After Skory's sketch was published in several newspapers, police learned that the woman was a 17-year-old from Honduras living in the area without relatives. An acquaintance identified her, police said.

Although most John and Jane Does are eventually identified, sometimes after weeks or months, others will lie nameless in the morgue until space runs out, then will be turned over to local authorities for burial or cremation.

At the end of last year, the bodies of three unidentified men, believed to be immigrants, lay in the Northern Virginia medical examiner's office, said William H. Whildin, a former Fairfax detective who is an investigator for the Fairfax office.

Medical examiners must also stray from normal means of investigation. Fingerprints are one of the first things they use to try to identify someone, then dental records.

"But where do I go to get those records?" Whildin asked.

The difficulty, he said, starts at the beginning, with a name that never seems to be correct.

"That creates major problems for everything: death certificates, autopsy reports, the lab reports," he said. "The same thing with age. Are they really 35?"

In May, park police in Wheaton found a dead man in a parking lot. Police got a name and age -- Roque Jacinto Rivera, 33 -- but when they called family members in Honduras to notify them, they were told the name belonged to the man's dead brother, said Blanca Kling, the Hispanic liaison in Montgomery County. The man's real name was Josue Lagos-Rivera, and he was 30.

Kling also notified a family after a Hispanic man was hit by a car. He was a John Doe for several weeks; the family never reported him missing because he was known to disappear for days at a time, she said.

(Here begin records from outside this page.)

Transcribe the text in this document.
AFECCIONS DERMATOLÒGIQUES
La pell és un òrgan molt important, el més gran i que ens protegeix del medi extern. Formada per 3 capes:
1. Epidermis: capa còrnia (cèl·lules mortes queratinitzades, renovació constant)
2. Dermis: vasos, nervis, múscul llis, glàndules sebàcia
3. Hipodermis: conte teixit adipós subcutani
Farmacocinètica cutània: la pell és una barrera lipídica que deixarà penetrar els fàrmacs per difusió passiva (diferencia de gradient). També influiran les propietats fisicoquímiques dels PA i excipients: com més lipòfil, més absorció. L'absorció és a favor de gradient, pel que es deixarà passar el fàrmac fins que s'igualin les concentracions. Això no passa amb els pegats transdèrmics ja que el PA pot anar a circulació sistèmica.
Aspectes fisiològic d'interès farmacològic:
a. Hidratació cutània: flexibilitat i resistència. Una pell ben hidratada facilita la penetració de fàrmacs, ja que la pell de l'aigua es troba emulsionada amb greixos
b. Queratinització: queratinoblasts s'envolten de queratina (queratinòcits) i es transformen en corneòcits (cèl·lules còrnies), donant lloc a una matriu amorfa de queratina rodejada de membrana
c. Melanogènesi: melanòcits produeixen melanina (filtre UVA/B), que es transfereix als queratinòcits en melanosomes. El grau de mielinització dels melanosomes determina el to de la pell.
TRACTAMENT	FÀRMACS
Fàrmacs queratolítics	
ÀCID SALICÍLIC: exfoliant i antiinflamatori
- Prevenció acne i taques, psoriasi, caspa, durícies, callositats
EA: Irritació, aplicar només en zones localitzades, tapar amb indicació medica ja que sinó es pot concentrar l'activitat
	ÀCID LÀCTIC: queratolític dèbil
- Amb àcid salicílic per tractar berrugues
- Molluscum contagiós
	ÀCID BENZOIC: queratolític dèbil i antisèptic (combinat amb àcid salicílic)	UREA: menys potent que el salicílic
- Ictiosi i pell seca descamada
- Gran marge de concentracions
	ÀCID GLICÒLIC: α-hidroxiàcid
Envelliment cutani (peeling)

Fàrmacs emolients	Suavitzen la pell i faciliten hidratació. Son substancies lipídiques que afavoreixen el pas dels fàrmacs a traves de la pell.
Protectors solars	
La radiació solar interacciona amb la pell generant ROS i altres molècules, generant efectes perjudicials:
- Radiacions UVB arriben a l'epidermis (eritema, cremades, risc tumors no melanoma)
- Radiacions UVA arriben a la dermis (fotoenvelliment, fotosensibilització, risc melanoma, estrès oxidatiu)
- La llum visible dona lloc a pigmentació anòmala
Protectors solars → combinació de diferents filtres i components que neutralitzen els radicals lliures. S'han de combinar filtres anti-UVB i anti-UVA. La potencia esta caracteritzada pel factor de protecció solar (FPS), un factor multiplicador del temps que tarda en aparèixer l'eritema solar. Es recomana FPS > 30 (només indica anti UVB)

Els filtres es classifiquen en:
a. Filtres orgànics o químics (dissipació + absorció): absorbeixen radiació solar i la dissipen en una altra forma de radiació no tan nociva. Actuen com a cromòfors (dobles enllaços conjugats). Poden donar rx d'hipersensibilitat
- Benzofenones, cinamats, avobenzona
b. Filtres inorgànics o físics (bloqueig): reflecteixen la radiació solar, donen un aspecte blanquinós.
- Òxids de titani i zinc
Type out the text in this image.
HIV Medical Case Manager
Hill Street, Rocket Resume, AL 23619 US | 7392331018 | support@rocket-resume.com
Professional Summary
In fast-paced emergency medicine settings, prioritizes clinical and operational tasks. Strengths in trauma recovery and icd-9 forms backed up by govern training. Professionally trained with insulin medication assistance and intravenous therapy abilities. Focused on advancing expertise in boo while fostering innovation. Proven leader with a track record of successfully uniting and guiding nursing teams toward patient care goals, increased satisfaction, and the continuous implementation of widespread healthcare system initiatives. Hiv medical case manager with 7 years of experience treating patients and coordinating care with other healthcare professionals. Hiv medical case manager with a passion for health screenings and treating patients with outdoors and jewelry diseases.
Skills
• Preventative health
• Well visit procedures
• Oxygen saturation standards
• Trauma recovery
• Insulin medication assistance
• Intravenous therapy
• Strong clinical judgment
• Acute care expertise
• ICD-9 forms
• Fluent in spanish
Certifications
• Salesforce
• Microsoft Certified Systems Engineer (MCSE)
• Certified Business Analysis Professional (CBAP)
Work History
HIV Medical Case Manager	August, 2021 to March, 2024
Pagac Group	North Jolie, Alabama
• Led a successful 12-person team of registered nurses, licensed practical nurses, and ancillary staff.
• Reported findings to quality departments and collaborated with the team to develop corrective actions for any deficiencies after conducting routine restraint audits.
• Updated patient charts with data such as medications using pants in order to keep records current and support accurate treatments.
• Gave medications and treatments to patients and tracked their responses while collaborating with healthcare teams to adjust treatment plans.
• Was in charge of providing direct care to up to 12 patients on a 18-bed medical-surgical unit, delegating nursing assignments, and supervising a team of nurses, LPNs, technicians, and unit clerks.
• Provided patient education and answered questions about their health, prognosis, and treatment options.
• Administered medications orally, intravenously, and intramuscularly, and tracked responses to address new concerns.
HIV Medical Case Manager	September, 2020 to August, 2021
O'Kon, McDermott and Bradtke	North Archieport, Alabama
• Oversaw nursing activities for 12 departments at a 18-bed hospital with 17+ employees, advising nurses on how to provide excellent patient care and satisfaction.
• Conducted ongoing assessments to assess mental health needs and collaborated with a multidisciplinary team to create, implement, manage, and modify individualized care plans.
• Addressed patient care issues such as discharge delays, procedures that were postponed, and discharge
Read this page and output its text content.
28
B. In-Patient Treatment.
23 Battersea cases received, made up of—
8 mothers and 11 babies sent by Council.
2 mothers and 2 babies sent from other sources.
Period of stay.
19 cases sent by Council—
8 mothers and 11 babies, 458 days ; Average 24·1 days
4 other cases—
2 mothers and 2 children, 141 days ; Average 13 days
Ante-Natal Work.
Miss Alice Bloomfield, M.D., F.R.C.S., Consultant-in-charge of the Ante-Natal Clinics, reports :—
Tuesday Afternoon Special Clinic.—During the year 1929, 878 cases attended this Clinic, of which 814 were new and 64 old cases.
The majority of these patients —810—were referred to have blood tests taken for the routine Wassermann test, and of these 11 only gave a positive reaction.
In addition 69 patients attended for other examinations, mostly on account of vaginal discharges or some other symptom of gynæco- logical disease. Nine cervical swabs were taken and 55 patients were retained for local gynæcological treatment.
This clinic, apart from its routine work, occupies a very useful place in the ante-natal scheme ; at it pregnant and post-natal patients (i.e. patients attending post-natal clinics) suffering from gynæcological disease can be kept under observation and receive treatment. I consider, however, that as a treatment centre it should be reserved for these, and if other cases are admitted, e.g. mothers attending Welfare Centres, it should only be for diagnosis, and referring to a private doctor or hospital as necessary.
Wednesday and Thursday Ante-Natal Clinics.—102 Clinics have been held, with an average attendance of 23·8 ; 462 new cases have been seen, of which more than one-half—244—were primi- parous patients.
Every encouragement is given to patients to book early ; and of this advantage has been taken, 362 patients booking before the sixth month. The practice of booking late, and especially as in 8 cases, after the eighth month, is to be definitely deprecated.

"When we went to the house, I asked them if they knew where their father was. They said he always went to visit his friend," she said. "They were devastated."

No database for families to search
Fierro said part of the reason many immigrants go unidentified and unclaimed is that there is no central database for families to search. Information such as fingerprints and dental information are entered into the National Crime Information Center, but the public cannot search it without a law enforcement official's help, she said. Some states have detailed databases for unidentified bodies, but Fierro said that doesn't help a woman in Mexico who has not heard from her husband in two months and does not know where he last lived.

"Families can find anything they want on eBay. Why shouldn't they be able to find their person?" she said. "The odds are there is someone out there caring and looking and wondering what happened to their person. And it's entirely possible he could be sitting in someone's morgue."

She thinks that is what happened to the man with the ring.

"That's him," said Fierro, motioning to the green-hued clay bust gathering dust on a top shelf in a conference room. "He's been sitting there, sitting there, sitting there and sitting there."

The man, who was shot and left on the side of Interstate 95 in Hanover County, came to Fierro in 1982. He would be the first of several unidentified, unclaimed Hispanic people her office would deal with over the years, and his case bothers her to this day.

She estimates that he is between 25 and 40. He was wearing a gold crucifix and a Seiko watch with the dates in Spanish, which tells her he was more comfortable in that language. The name Lucy and the date 4-14-75 are on his ring. The clothes he was wearing the day he died are draped on the bust: a thick white knit sweater over a baby blue T-shirt that reads, "Someone went to Florida and all I got was this lousy T-shirt."

"He has all these attachments. That's what makes you crazy," Fierro said. "He has a wedding ring. He wears a watch. He has a sweater that only a wife would buy."